When a school counselor called Vanita Halliburton to tell her that her son was cutting, she thought he was cutting school. “I mean I was clueless about what she was talking about,” she says. “And I said, ‘I don’t understand.’ And she said, ‘It’s a kind of self-harm. He’s cutting his wrists.’”
That was in 2000 when her son, Grant, was in eighth grade and at the beginning of the millennium, not a lot of people were talking about mental illness.
“I [didn’t] want [people] thinking he’s mentally ill,” says Halliburton, who lives in Plano.
Because of the stigma surrounding it, Halliburton wasn’t sure who to ask for help. She only knew one therapist and immediately called her. That therapist ended up diagnosing Grant with chronic depression and helping him for five years. “It’s the deal about you can ask anybody for a referral to a dentist, but you can’t ask the PTA president for a counselor for your child,” she says.
But when Grant came home from college in Austin his freshman year, Halliburton was once again stumped. “Mom, I don’t think I can lead a normal life if I don’t get some serious help,” he told her.
Halliburton began asking around and found a psychiatric treatment center where Grant was diagnosed with bipolar disorder 1 with psychosis. He stayed there for 30 days and when he returned home, Halliburton says her son wasn’t acting like himself — almost like a “shell of himself.”
She thought it was his new medication.
“I feel like at the end of 30 days, I think he told them what they needed to hear, so they would discharge him, and I think he felt in his mind that he had given us all a chance,” she recalls.

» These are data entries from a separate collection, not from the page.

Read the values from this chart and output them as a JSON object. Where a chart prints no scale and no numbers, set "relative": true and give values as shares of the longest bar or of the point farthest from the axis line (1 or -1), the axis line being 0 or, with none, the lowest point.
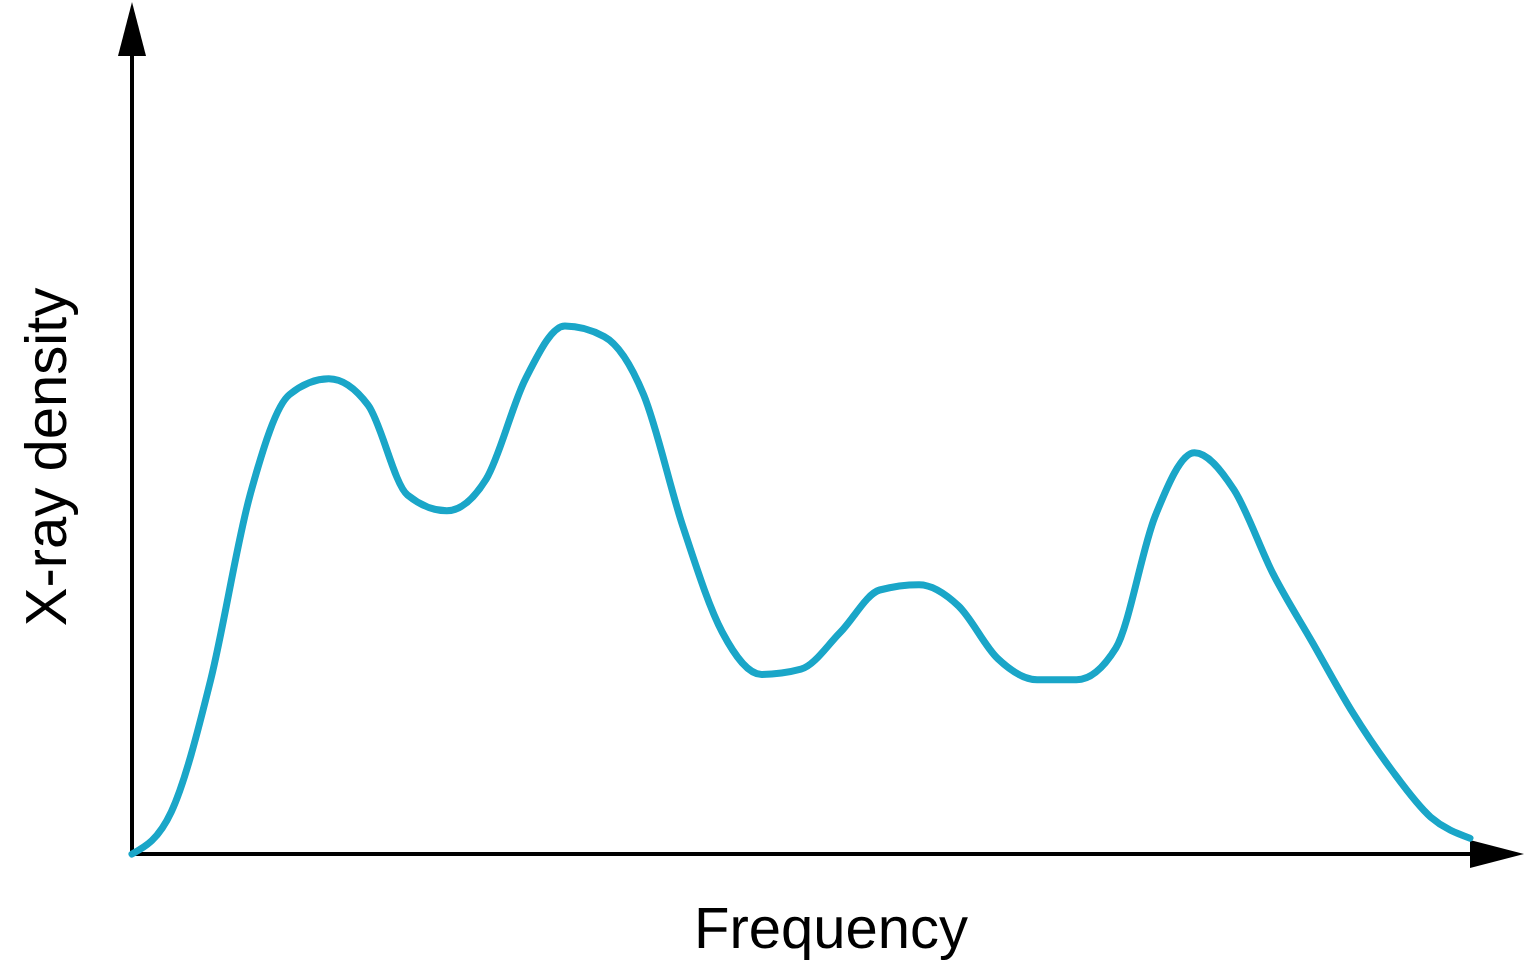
{
  "chart_data": {
    "type": "line",
    "relative": true,
    "xlabel": "Frequency",
    "ylabel": "X-ray density",
    "categories": [
      null,
      null,
      null,
      null,
      null,
      null,
      null,
      null,
      null,
      null,
      null,
      null,
      null,
      null,
      null,
      null,
      null,
      null,
      null,
      null,
      null,
      null,
      null,
      null,
      null,
      null,
      null,
      null,
      null,
      null,
      null,
      null,
      null,
      null,
      null
    ],
    "series": [
      {
        "color": "#1aa6c8",
        "values": [
          0,
          0.08,
          0.33,
          0.68,
          0.87,
          0.9,
          0.85,
          0.68,
          0.65,
          0.71,
          0.9,
          1,
          0.98,
          0.87,
          0.62,
          0.42,
          0.34,
          0.35,
          0.42,
          0.5,
          0.51,
          0.47,
          0.37,
          0.33,
          0.33,
          0.39,
          0.64,
          0.76,
          0.69,
          0.53,
          0.4,
          0.27,
          0.16,
          0.07,
          0.03
        ]
      }
    ]
  }
}
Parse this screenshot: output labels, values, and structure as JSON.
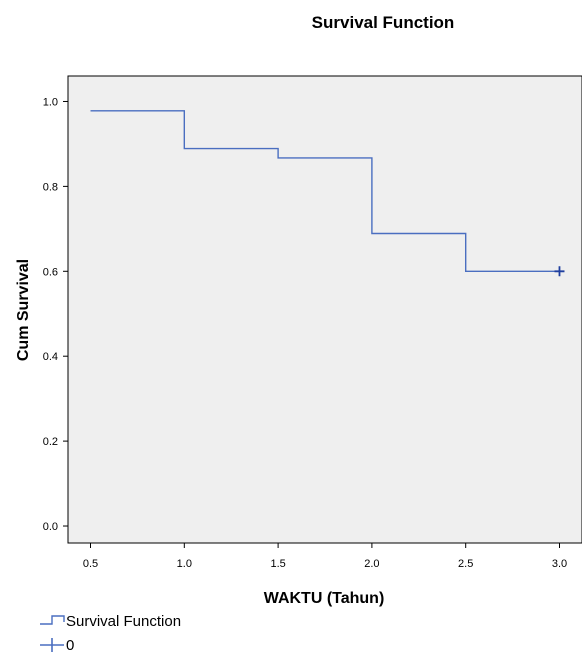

Two weeks later, Grant died by suicide. He was one of 132 people who die by suicide every day in the U.S., the American Foundation for Suicide Prevention reports. Suicide is the 10th-leading cause of death for all age groups and, in 2017, the second leading cause of death for ages 10 – 24, according to the Centers for Disease Control and Prevention.
Have you subscribed to our free weekly newsletter?
Shortly after their son’s death, Halliburton and Grant’s father started the Grant Halliburton Foundation to help end the stigma surrounding mental illness. The foundation will host its 11th annual Beacon of Hope Community Luncheon at 11 a.m. March 10 at the Omni Hotel in Dallas. Former U.S. Rep. Patrick Kennedy, nephew of John F. Kennedy and author of A Common Struggle, is the keynote speaker.
“Stigma keeps people silent,” Halliburton says. “Stigma keeps young people from feeling like they can speak up when they’re hurting. Stigma keeps people from feeling like they can ask somebody how to even find mental health help. Stigma is the number one problem. There hasn’t been a medical illness with this kind of stigma since breast cancer 35 years ago.”
As part of the foundation’s work, Halliburton speaks to students, teachers, working professionals, and more on the risks of stress and depression. She informs her audience the need for a quality night of sleep, a healthy diet and dose of exercise, and how to manage stress. These things, she says, can help people avoid ending up like her son.
In the Dallas office of the Grant Halliburton Foundation, Grant’s artwork, poems, and diary entries line the hallway. “He was very creative, he was very outgoing, he experienced life to the fullest,” Halliburton recalls. “I always say, it was if his brain had receptors open to the universe. He was so creative, so funny, that it would have been hard for me to say, ‘I think he’s struggling with depression or something.’”
There’s a diary entry from 16-year-old Grant explaining the night he ran away with his girlfriend. Halliburton says that’s just one example of the kind of risky behavior he started to dabble in when he was in high school — something they later found out could be attributed to bipolar disorder 1. According to the National Institute of Mental Health, people with bipolar disorder can “do risky things that show poor judgment such as eat and drink excessively, spend or give away a lot of money, or have reckless sex.”
The Grant Halliburton Foundation does a lot to fight mental illness. There’s the website herefortexas.com, which is a database of more than 800 mental health providers for people looking for help. The foundation has programs like Dad2Dad, a breakfast series for dads of a teen or young adult who might be struggling with mental illness. Coffee Days is a similar support group for women.
At Tuesday’s Beacon of Hope Luncheon, the Foundation will help “bring focus to the vital work needed to educate the North Texas community on adolescent mental health and suicide prevention,” according to the press release
“If we couldn’t figure this out and we were working as hard and as fast as we could to figure out the next thing for (Grant), there must be other families who can’t figure this out either,” Halliburton says.
“Every young person deserves health and hope.”